Today’s readings put together an Old and New Testament text that, at first glance, may seem unrelated.
The OT text is the beginning of the story of Jonah and the gospel reading is the Parable of the Good Samaritan.
It took a minute for my slow brain to figure out why the Church combines those readings. But then it hit me: both are direct challenges to tribalism.
Lots of people miss that the story of Jonah is a challenge to the notion that the Chosen People are chosen because of their superiority to the Gentiles. Most people assume Jonah runs away from God because he is afraid the Assyrians to whom he is sent will not listen to him.
On the contrary, Jonah runs because he is afraid they will. Jonah wants the Assyrian bastard to get it in the neck. He wants God to destroy Nineveh. He hates the Ninevites guts and does not want to afford them a chance to repent. So he takes is on the lam and, in the significant language of the sacred writer, runs “away from the presence of the LORD”. What is signficant about that? Because in the OT the “presence of the LORD” is typically associated with Jerusalem, where the temple is located. But Jonah is running away from Nineveh, not Jerusalem, which is the ancient near Eastern equivalent of 1942 Berlin.
The Assyrians were not nice people. They saw themselves as Manly Men Doing Manly Things in a Manly Way. For sport, they were really into killing lions:
And they transferred this approach to life to their human victims as well.

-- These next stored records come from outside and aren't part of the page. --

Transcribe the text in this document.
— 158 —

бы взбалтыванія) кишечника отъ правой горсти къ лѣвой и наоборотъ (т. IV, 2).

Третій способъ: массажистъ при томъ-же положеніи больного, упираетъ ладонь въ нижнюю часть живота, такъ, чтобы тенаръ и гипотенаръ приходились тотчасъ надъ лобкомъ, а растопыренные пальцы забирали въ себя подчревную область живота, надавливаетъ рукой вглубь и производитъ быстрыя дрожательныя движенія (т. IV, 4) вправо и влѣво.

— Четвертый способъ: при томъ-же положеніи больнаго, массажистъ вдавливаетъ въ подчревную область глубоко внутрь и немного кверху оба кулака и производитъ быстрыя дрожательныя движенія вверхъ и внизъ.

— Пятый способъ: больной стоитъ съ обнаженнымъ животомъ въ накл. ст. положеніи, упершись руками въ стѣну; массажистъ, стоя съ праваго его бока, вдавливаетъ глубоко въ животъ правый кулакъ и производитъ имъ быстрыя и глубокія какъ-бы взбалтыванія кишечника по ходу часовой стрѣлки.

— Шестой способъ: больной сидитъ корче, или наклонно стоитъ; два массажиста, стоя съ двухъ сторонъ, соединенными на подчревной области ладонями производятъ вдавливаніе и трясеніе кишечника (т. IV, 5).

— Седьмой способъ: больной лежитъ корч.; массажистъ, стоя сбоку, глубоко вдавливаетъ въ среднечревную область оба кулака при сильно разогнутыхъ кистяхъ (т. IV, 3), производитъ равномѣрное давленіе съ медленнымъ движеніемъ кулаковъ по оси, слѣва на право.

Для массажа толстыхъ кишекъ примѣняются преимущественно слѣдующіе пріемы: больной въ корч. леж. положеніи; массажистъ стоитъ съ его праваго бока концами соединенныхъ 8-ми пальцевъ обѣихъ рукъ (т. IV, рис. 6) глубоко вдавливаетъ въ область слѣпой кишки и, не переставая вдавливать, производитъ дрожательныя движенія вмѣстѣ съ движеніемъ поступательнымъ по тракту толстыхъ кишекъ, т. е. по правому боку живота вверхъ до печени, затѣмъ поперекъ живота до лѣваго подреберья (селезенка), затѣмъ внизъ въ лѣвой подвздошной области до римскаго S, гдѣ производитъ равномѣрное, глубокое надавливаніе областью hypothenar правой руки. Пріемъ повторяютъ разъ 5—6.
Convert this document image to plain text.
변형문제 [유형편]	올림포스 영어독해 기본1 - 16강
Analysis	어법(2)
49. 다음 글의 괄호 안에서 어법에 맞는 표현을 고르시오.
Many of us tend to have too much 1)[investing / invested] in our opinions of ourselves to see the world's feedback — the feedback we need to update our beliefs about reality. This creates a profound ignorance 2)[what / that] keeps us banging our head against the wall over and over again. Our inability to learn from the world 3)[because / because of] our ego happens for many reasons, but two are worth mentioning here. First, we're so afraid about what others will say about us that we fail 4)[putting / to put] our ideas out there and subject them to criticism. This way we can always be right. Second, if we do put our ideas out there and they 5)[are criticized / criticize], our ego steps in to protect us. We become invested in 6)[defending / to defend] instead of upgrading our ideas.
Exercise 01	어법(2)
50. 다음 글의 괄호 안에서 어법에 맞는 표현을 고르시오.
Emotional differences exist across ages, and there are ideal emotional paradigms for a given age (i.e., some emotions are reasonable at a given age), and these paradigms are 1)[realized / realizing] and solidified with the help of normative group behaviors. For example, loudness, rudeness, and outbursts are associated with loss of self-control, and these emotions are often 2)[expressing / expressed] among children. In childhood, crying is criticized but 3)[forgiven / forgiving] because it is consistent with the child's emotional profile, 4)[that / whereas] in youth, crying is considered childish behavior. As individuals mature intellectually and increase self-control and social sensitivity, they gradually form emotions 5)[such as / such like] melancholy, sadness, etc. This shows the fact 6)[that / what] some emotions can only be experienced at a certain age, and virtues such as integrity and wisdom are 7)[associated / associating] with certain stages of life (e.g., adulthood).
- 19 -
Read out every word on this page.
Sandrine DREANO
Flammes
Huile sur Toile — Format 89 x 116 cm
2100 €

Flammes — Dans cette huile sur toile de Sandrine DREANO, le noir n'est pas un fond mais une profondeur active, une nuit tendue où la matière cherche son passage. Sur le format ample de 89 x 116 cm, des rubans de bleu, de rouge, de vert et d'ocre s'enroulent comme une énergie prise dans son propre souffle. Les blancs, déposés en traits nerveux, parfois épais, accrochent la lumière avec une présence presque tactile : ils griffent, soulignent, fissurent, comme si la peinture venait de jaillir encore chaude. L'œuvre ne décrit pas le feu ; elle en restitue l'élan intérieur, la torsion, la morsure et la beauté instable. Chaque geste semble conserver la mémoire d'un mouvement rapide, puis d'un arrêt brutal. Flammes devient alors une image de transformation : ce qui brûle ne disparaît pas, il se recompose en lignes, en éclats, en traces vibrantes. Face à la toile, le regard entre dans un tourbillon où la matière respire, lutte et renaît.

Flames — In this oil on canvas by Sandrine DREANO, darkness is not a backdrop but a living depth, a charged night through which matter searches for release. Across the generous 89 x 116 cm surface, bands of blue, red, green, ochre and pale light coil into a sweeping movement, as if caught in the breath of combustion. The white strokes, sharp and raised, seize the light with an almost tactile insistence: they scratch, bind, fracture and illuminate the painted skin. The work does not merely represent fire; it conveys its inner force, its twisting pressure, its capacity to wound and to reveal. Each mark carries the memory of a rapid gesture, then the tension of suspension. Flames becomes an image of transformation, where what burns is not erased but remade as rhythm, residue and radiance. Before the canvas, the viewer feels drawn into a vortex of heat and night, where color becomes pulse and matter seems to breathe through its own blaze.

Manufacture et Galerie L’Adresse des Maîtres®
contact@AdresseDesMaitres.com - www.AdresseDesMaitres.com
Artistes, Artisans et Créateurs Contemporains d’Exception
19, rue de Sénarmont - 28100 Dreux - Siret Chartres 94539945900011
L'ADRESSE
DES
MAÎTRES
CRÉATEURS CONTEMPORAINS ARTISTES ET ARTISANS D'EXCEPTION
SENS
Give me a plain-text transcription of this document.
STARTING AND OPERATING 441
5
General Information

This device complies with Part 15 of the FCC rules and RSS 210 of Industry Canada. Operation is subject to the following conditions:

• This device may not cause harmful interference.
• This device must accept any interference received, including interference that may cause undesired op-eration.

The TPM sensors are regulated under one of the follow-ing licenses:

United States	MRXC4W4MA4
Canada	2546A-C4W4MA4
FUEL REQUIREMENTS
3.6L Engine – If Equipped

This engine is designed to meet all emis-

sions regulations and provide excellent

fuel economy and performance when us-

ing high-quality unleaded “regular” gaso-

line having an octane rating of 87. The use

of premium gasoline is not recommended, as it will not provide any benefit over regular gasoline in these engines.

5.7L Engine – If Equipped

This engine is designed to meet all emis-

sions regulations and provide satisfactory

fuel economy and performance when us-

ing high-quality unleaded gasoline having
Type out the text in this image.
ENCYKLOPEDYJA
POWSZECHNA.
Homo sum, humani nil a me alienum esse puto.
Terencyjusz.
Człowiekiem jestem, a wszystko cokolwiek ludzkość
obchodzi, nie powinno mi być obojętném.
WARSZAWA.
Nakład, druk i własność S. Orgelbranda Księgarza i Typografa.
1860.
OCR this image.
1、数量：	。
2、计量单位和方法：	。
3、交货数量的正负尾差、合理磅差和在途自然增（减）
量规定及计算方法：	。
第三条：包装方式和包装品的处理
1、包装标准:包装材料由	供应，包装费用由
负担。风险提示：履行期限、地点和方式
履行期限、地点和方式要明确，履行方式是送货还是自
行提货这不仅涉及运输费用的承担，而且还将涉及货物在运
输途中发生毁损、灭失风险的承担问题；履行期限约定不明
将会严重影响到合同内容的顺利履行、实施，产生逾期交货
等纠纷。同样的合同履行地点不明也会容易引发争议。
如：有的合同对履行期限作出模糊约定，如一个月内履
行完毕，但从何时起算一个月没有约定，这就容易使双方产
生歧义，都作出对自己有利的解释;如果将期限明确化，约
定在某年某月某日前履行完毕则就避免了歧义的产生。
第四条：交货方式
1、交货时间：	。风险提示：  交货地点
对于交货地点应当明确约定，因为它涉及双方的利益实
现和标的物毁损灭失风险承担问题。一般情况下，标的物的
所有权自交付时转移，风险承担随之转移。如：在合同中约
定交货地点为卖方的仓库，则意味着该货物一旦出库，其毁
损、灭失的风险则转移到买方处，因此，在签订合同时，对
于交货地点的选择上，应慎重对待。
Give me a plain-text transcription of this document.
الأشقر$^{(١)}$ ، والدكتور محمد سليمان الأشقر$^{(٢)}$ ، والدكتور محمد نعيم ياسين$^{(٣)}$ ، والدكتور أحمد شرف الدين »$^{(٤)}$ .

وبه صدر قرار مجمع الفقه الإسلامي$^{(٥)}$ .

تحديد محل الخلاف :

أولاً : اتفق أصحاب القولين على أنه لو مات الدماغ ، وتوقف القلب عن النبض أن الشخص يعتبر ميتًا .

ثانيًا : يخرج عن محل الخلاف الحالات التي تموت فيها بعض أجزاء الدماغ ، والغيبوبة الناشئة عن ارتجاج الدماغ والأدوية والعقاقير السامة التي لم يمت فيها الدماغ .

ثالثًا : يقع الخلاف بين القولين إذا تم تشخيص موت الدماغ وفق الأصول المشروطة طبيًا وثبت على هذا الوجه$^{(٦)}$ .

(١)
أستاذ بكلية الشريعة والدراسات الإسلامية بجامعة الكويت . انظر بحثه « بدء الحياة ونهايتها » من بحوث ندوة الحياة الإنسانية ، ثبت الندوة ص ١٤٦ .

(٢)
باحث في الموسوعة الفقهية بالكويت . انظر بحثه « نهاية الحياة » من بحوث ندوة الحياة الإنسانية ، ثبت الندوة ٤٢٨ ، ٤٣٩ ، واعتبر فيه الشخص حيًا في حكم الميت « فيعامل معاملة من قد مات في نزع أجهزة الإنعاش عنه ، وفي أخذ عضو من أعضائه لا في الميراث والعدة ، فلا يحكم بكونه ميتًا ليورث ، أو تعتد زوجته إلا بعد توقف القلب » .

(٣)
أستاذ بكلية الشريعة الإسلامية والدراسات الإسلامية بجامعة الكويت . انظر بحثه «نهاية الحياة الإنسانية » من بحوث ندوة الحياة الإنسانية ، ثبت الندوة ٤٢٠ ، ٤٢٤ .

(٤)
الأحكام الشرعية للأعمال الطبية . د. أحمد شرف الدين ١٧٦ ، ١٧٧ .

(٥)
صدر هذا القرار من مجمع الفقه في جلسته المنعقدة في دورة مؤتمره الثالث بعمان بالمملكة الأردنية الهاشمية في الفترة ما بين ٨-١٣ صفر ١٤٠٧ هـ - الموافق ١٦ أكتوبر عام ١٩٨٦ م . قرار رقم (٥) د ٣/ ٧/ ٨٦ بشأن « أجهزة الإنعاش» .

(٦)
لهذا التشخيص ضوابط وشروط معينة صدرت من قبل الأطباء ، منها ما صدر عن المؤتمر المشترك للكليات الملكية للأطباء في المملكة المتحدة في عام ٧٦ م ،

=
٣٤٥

Indeed, virtually the only image we have of an Israelite comes to us from the Assyrians (since Israelites did not make graven images). It an emissary of the Israelite king Jehu (himself perhaps the most brutal monarch in Israelite history) bowing and scraping before Shalmaneser:
Eventually, the bowing and scraping ceased to have the desired effect and the Assyrians rolled over Israel with devastating force. They were brutal conquerors who practiced ethnic cleansing with cruel skill and they were the ones responsible for permanently wiping the northern kingdom of Israel off the map and exiling the Ten Lost Tribes of Israel into everlasting historical oblivion. When their empire in turn fell the prophet Nahum summarized the Assyrian contribution to world civilization by describing Nineveh thus:
Woe to the bloody city,
all full of lies and booty—
no end to the plunder!
The crack of whip, and rumble of wheel,
galloping horse and bounding chariot!
flashing sword and glittering spear,
hosts of slain,
heaps of corpses,
dead bodies without end—
they stumble over the bodies!
And all for the countless harlotries of the harlot,
graceful and of deadly charms,
who betrays nations with her harlotries,
and peoples with her charms. (Na 3:1–4).
and concluding with this gloat:
Your shepherds are asleep,
O king of Assyria;
your nobles slumber.
Your people are scattered on the mountains
with none to gather them.
There is no assuaging your hurt,
your wound is grievous.
All who hear the news of you
clap their hands over you.
For upon whom has not come
your unceasing evil? (Na 3:18–19).
In short, the Assyrians were people we could do without, who never will be missed. And Jonah feels the full force of that. He would love it if God destroyed Nineveh. What possible reason–apart from the command of God Almighty–could he have to go warn these Nazis of the ancient world to repent and find the mercy of God? To hell with ’em.
That situation more or less obtains with the audience that Jesus addresses in the story of the Good Samaritan too. We sometimes hear that Jesus was apolitical. Rubbish. This parable is as political as it gets. If you want to get the hang of how it sounded to its original audience, all you have to do is replace their despised outgroups and cherished ingroups with our own and you will feel the offense Jesus went out of his way to give.
To conservative American Catholics it would be the Parable of the Good ISIS Member and the people passing the wounded man by would be a Latin Mass Traditionalist and a member of the Trump Campaign staff.
Were he telling it to a member of Black Lives Matter, it would be the Parable of the Good Klansman.
Were he telling it to a Bernie Bro, it would be the Parable of the Good Trump Donor.
The point is that Samaritans were despised by Jesus’ Jewish audience, and not without reason, just as our outgroups have done things to earn our loathing. And yet Jesus demands that we look beyond tribal membership labels and see the person and hope for their personal redemption.